The nation appears to be running out of options after finance minister Michael Sarris returned from Moscow without an agreement to amend the terms of a €2.5bn bilateral loan or any new financing arrangement.

Reports from Germany have suggested that Germany's Chancellor Angela Merkel would urge the rejection of Cyprus's latest plan - which includes a raid on the nation's pension funds - if it was presented to the so-called Troika of the European Union, the European Central Bank and the International Monetary Fund this weekend.

"Today, parliament decides whether we remain in the eurozone or out," Cyprus Central Bank president Panicos Demetriades told lawmakers. "If we don't approve the bill, the country will go into default."

Parliamentarians need to create a plan that will raise around €5.8bn before the Troika will agree to release a further €10bn in rescue loans - cash that is desperately needed to shore up the nation's crippled banks which, at present, are being kept alive through the ECB's Emergency Liquidity Assistance programme. However, the ECB said it would shut the programme down early next week if lawmakers weren't able to reach a workable deal.

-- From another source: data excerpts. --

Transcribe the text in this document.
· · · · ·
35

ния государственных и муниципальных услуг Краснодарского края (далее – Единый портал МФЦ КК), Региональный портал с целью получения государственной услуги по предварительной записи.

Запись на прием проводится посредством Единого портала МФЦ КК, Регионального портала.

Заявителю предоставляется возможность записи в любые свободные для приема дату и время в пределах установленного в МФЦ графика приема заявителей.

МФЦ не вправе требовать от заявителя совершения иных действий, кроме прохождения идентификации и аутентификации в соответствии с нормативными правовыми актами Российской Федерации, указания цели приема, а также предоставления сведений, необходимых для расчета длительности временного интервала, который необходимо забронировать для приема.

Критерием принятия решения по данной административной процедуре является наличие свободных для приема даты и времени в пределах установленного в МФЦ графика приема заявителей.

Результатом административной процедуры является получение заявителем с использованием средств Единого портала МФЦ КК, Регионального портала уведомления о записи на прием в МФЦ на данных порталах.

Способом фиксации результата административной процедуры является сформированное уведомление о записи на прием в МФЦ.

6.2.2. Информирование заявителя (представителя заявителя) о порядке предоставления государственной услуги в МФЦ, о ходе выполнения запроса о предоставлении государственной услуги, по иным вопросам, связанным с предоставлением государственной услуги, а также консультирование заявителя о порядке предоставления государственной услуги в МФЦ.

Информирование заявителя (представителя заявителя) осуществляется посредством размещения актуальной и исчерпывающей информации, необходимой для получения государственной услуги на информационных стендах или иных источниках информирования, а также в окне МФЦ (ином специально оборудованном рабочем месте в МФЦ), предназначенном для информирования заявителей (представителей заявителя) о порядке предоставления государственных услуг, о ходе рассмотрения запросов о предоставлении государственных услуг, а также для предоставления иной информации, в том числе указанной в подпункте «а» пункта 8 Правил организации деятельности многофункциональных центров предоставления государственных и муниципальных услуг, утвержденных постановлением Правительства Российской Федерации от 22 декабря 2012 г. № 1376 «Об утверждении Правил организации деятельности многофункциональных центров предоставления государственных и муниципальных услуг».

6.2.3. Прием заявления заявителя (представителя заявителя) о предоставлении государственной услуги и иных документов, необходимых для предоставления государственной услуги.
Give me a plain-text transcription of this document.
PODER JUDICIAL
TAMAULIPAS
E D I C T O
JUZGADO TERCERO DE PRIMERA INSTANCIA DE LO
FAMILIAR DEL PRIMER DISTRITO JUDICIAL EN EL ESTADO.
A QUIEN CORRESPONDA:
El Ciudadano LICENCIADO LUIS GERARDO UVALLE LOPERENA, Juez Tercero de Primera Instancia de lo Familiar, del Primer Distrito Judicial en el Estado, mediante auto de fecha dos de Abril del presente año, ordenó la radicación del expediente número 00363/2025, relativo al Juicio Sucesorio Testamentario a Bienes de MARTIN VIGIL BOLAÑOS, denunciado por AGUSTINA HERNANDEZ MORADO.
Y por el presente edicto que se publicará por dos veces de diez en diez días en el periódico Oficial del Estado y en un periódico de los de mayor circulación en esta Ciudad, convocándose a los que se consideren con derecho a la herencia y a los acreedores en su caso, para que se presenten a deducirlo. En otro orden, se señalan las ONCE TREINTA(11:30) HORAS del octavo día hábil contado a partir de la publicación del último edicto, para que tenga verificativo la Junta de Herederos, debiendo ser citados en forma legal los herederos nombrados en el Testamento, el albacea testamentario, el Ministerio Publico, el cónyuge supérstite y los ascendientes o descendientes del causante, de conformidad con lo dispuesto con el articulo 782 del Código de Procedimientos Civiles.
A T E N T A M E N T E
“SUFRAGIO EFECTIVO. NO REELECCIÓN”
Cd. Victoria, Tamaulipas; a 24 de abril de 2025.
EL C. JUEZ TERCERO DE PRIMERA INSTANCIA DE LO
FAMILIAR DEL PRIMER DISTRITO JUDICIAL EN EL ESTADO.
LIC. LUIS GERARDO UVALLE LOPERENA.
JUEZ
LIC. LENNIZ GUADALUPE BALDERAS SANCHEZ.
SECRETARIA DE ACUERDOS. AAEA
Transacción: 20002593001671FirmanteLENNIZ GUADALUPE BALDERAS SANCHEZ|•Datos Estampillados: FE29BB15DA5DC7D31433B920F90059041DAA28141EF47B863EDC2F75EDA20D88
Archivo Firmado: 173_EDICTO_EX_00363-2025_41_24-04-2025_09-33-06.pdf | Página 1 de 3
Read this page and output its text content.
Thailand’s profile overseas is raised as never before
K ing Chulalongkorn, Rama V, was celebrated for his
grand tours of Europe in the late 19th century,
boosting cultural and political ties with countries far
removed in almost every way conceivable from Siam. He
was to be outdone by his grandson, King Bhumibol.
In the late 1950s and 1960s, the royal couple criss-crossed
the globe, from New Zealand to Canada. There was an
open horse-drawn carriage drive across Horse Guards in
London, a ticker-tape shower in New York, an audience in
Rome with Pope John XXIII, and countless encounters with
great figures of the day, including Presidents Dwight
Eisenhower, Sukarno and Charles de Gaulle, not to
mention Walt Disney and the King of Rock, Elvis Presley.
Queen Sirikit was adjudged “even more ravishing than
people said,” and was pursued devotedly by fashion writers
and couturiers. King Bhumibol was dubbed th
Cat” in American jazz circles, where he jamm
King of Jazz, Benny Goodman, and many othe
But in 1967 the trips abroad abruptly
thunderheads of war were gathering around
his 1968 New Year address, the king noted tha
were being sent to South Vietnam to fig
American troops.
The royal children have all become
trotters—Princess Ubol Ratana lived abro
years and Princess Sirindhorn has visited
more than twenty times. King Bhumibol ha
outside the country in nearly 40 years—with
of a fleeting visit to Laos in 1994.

"The next few hours will determine the fate of the country," said government spokesperson Christos Stylanides before the debate. "We must all assume our share of the responsibility."

The country's biggest lender, the Bank of Cyprus, issued a statement urging its politicians to reconsider the week's earlier proposal from the Eurogroup (the collection of eurozone finance ministers) which suggested exempting smaller depositors from the proposed levy and charging instead a higher rate on savings accounts containing more than €100,000.

"Since it was evident that there were no alternative solutions there must be no further delay in adopting the Eurogroup's proposal," the bank said in a statement, warning that all deposits would be lost if the system collapsed. "And finally, we want to highlight that any return to the Cypriot pound means significant loss of asset value and lead to a vicious circle of devaluation and hyperinflation."

The latest plan is reported to include splitting the country's banks, protecting smaller depositors (around half of the €70bn held in Cypriot banks is thought to be in accounts containing less than €100,000) in a so-called "good bank" and allowing the failure of the residual "bad" bank.

Lawmakers are also considering so-called capital control legislation that would put limits on cash withdraws and the closing of time-deposit accounts and give far-reaching powers to the Central Bank president Demetriades to prevent capital flight.

"While repercussions will still be severe on the Cypriot economy (we expect a fall in GDP of 9 percent this year), with a loss of confidence among foreign large deposit holders and to the Cypriot financial sector, the current proposals are much better than any other alternative on the table," wrote Societe Generale economists Michala Marcussen and Anatoli Annenkov in a client note published Friday.

"In terms of contagion to other countries, the risks should be more limited, although confidence in the European leaders' abilities to tackle the crisis will not have increased."